Assessments are dumb.

They don’t know how you’re going to use them and they have no say in the matter. At the same time, each assessment is valid for some purposes and not for others. Any use of an assessment to achieve a goal for which it is not valid is an “off-label” use of the assessment, similar to using a medication designed to treat one condition for a different condition. As is the case with medication, off-label assessment use carries risks.

Anyone considering assessing student SEL needs to understand how an assessment can (and cannot) be used and to make sure that assessment is well-suited to achieving your assessment goals.

Define Your SEL Assessment Goals

As a first step, before you select an assessment tool, be very clear about your assessment goals. This is practical—if you have a clear goal in mind, you’re more likely to achieve it. A clear goal also lays the groundwork for selecting an assessment that is valid for achieving your specific goal, reducing the odds of off-label use and unintended negative consequences.
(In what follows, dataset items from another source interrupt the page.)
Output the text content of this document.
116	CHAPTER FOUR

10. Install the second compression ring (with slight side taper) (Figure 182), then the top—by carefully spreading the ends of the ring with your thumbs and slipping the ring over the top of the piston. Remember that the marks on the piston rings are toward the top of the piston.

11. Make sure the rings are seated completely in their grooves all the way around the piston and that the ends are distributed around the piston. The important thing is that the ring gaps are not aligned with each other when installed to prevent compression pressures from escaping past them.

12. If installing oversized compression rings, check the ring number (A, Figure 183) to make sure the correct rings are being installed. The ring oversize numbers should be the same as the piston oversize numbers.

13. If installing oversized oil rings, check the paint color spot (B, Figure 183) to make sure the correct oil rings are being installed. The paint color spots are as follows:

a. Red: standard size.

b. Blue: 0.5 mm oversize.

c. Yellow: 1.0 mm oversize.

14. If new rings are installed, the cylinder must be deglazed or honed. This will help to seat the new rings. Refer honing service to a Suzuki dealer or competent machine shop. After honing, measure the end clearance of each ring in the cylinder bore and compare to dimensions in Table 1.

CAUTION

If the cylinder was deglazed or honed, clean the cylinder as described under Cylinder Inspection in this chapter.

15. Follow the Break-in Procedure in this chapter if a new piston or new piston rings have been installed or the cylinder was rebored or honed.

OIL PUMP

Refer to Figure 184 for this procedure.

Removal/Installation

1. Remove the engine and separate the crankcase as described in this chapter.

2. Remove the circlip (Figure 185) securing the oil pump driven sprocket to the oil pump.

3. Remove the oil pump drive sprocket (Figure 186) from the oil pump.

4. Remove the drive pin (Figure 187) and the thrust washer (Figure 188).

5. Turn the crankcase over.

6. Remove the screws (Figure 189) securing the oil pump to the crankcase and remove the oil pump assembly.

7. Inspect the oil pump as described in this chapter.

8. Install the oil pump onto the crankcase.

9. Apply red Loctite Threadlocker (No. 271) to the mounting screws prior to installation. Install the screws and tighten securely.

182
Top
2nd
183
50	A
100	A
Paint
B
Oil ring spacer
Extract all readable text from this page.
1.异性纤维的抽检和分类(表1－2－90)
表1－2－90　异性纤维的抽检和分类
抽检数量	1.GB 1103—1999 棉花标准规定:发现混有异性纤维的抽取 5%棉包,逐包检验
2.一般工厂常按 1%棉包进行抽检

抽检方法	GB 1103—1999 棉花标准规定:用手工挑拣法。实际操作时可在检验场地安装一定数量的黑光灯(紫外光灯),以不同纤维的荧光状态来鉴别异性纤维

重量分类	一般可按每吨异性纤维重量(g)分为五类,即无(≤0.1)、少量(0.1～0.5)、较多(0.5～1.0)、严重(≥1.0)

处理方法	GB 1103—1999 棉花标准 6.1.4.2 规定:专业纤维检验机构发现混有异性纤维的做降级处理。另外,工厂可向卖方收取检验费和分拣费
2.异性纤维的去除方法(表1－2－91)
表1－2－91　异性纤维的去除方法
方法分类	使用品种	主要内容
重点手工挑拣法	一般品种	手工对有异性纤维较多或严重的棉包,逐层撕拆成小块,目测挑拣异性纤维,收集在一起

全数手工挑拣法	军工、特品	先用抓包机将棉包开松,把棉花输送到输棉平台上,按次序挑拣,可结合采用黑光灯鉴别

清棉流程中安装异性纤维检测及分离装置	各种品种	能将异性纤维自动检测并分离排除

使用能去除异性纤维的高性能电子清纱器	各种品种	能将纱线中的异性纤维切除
So let’s talk about some of the goals for which SEL assessment could be put to work. Spoiler alert: I don’t believe the field of SEL assessment is ready to achieve all of these goals, but I list them here because they are common reasons educators assess students:

  • Formative assessment—to understand student strengths and needs for the purposes of modifying teaching to enhance student learning.
  • Summative assessment—to understand student skill acquisition at the end of an instructional period.
  • Progress monitoring—to measure skills repeatedly during the course of instruction for tracking skill acquisition.
  • Program evaluation—to measure the amount of skill acquired from exposure to a particular instructional program.
  • Diagnostic assessment—to classify students into ability levels for the purposes of placement in a multi-tiered system of supports (MTSS).
  • Continuous improvement/Low-stakes accountability—to identify opportunities for improvement and to use the findings to develop better ways to support teacher effectiveness and student success.
  • High-stakes accountability—to infer the effectiveness of teachers, schools, or districts, and use findings to make decisions about performance, teacher compensation, and school funding.

Goals that Current SEL Assessments Can Meet

At this point in the field’s development, we have SEL assessments that can serve the goals of formative assessment, program evaluation, progress monitoring, and continuous improvement or low-stakes accountability.
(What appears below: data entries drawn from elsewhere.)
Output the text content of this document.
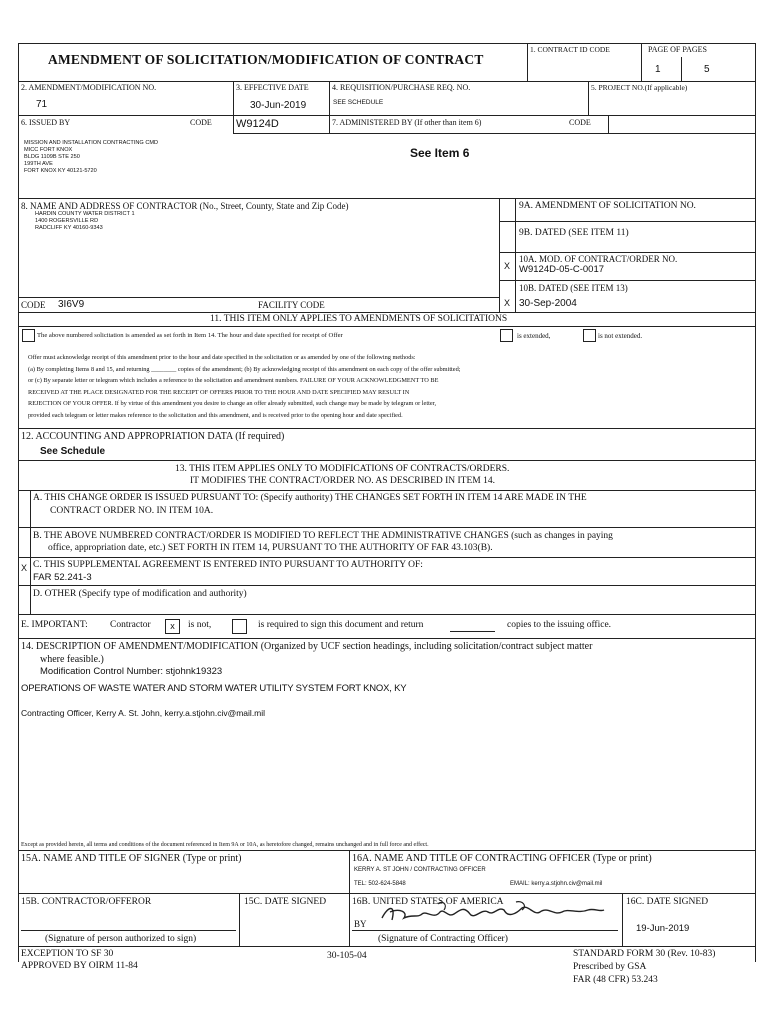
AMENDMENT OF SOLICITATION/MODIFICATION OF CONTRACT
1. CONTRACT ID CODE	PAGE OF PAGES
1	5
2. AMENDMENT/MODIFICATION NO.
71
3. EFFECTIVE DATE
30-Jun-2019
4. REQUISITION/PURCHASE REQ. NO.
SEE SCHEDULE
5. PROJECT NO.(If applicable)
6. ISSUED BY	CODE W9124D
MISSION AND INSTALLATION CONTRACTING CMD
MICC FORT KNOX
BLDG 1109B STE 250
199TH AVE
FORT KNOX KY 40121-5720
7. ADMINISTERED BY (If other than item 6)	CODE
See Item 6
8. NAME AND ADDRESS OF CONTRACTOR (No., Street, County, State and Zip Code)
HARDIN COUNTY WATER DISTRICT 1
1400 ROGERSVILLE RD
RADCLIFF KY 40160-9343
CODE 3I6V9	FACILITY CODE
9A. AMENDMENT OF SOLICITATION NO.
9B. DATED (SEE ITEM 11)
X
10A. MOD. OF CONTRACT/ORDER NO.
W9124D-05-C-0017
10B. DATED (SEE ITEM 13)
X 30-Sep-2004
11. THIS ITEM ONLY APPLIES TO AMENDMENTS OF SOLICITATIONS
The above numbered solicitation is amended as set forth in Item 14. The hour and date specified for receipt of Offer	is extended,	is not extended.
Offer must acknowledge receipt of this amendment prior to the hour and date specified in the solicitation or as amended by one of the following methods:
(a) By completing Items 8 and 15, and returning ________ copies of the amendment; (b) By acknowledging receipt of this amendment on each copy of the offer submitted;
or (c) By separate letter or telegram which includes a reference to the solicitation and amendment numbers. FAILURE OF YOUR ACKNOWLEDGMENT TO BE
RECEIVED AT THE PLACE DESIGNATED FOR THE RECEIPT OF OFFERS PRIOR TO THE HOUR AND DATE SPECIFIED MAY RESULT IN
REJECTION OF YOUR OFFER. If by virtue of this amendment you desire to change an offer already submitted, such change may be made by telegram or letter,
provided each telegram or letter makes reference to the solicitation and this amendment, and is received prior to the opening hour and date specified.
12. ACCOUNTING AND APPROPRIATION DATA (If required)
See Schedule
13. THIS ITEM APPLIES ONLY TO MODIFICATIONS OF CONTRACTS/ORDERS.
IT MODIFIES THE CONTRACT/ORDER NO. AS DESCRIBED IN ITEM 14.
A. THIS CHANGE ORDER IS ISSUED PURSUANT TO: (Specify authority) THE CHANGES SET FORTH IN ITEM 14 ARE MADE IN THE
CONTRACT ORDER NO. IN ITEM 10A.
B. THE ABOVE NUMBERED CONTRACT/ORDER IS MODIFIED TO REFLECT THE ADMINISTRATIVE CHANGES (such as changes in paying
office, appropriation date, etc.) SET FORTH IN ITEM 14, PURSUANT TO THE AUTHORITY OF FAR 43.103(B).
X C. THIS SUPPLEMENTAL AGREEMENT IS ENTERED INTO PURSUANT TO AUTHORITY OF:
FAR 52.241-3
D. OTHER (Specify type of modification and authority)
E. IMPORTANT: Contractor	x	is not,	is required to sign this document and return	copies to the issuing office.
14. DESCRIPTION OF AMENDMENT/MODIFICATION (Organized by UCF section headings, including solicitation/contract subject matter
where feasible.)
Modification Control Number: stjohnk19323
OPERATIONS OF WASTE WATER AND STORM WATER UTILITY SYSTEM FORT KNOX, KY
Contracting Officer, Kerry A. St. John, kerry.a.stjohn.civ@mail.mil
Except as provided herein, all terms and conditions of the document referenced in Item 9A or 10A, as heretofore changed, remains unchanged and in full force and effect.
15A. NAME AND TITLE OF SIGNER (Type or print)	16A. NAME AND TITLE OF CONTRACTING OFFICER (Type or print)
KERRY A. ST JOHN / CONTRACTING OFFICER
TEL: 502-624-5848	EMAIL: kerry.a.stjohn.civ@mail.mil
15B. CONTRACTOR/OFFEROR
(Signature of person authorized to sign)
15C. DATE SIGNED	16B. UNITED STATES OF AMERICA
BY
(Signature of Contracting Officer)
16C. DATE SIGNED
19-Jun-2019
EXCEPTION TO SF 30
APPROVED BY OIRM 11-84
30-105-04	STANDARD FORM 30 (Rev. 10-83)
Prescribed by GSA
FAR (48 CFR) 53.243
Most existing SEL assessment tools aren’t suited for teacher, school, or district high-stakes accountability. Any use of assessment for these high-stakes purposes is an off-label use. It might work, but it is risky.

Pick an SEL Assessment that Can Achieve Your Goals

Each of the existing SEL assessments has a sweet spot, with some well-suited to formative assessment and others well-suited to progress-monitoring, for example. As you consider the options, make sure the assessment you choose is well-suited to achieving your assessment goal.

If you’re not sure, ask the test-maker to walk you through what their assessment is good at and what it’s not good at. The key question to ask is, “For what purpose is your assessment valid?” They should provide clear and simple guidance about their assessments’ strengths and weaknesses so you can know what it can be used for, and what constitutes “off-label” use. Ask what evidence they have to support their claims about the assessments’ strengths and needs. The best test-makers will give you an honest appraisal of what their assessment can and can’t do, and they can back up their claims with rigorous evidence.